How common is GLP-1 resistance? About 1 in 10 people carry the genetic variants that reduce GLP-1 drug effectiveness, according to the March 2026 Genome Medicine study. That's approximately 10% of the population.

Can I get tested for GLP-1 resistance? Not as standard care yet. The PAM gene variants can be detected through genomic testing, but no clinical test is approved specifically for predicting GLP-1 response. Expect this to change in the next few years as precision medicine for obesity develops.

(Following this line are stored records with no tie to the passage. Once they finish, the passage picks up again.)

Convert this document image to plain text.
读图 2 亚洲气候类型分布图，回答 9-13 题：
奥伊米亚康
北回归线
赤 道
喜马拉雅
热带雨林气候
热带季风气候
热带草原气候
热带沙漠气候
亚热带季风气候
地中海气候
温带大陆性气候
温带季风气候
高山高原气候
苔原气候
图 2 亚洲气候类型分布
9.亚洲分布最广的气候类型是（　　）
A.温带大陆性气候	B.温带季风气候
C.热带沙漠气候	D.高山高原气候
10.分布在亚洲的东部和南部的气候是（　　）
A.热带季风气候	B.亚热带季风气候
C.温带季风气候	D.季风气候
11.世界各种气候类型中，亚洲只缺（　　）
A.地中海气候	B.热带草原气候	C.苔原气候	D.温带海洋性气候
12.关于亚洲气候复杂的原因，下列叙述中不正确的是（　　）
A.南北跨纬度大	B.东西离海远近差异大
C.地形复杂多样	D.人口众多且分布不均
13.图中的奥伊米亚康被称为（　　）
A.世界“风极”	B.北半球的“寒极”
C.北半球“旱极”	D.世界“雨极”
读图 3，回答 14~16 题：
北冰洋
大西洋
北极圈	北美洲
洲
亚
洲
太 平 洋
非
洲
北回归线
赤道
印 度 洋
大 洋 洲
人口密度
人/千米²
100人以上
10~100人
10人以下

If I'm a low responder to Ozempic, will Mounjaro work for me? Possibly. Tirzepatide (Mounjaro, Zepbound) works through two pathways instead of one, so some people who don't respond to semaglutide do respond to tirzepatide. Discuss a switch with your prescriber if you've had six months of minimal response.

Does this mean GLP-1s are overrated? No. They work for the majority of people prescribed them — producing meaningful weight change for roughly 90% of users. This research explains why the remaining 10% don't see the same results.

Should I stop my medication if I suspect I'm a low responder? No. Talk to your prescriber first. Six months is the minimum honest trial. Many things look like resistance but aren't (stress, sleep, missed doses, under-titration). Rule those out with your clinical team before drawing conclusions.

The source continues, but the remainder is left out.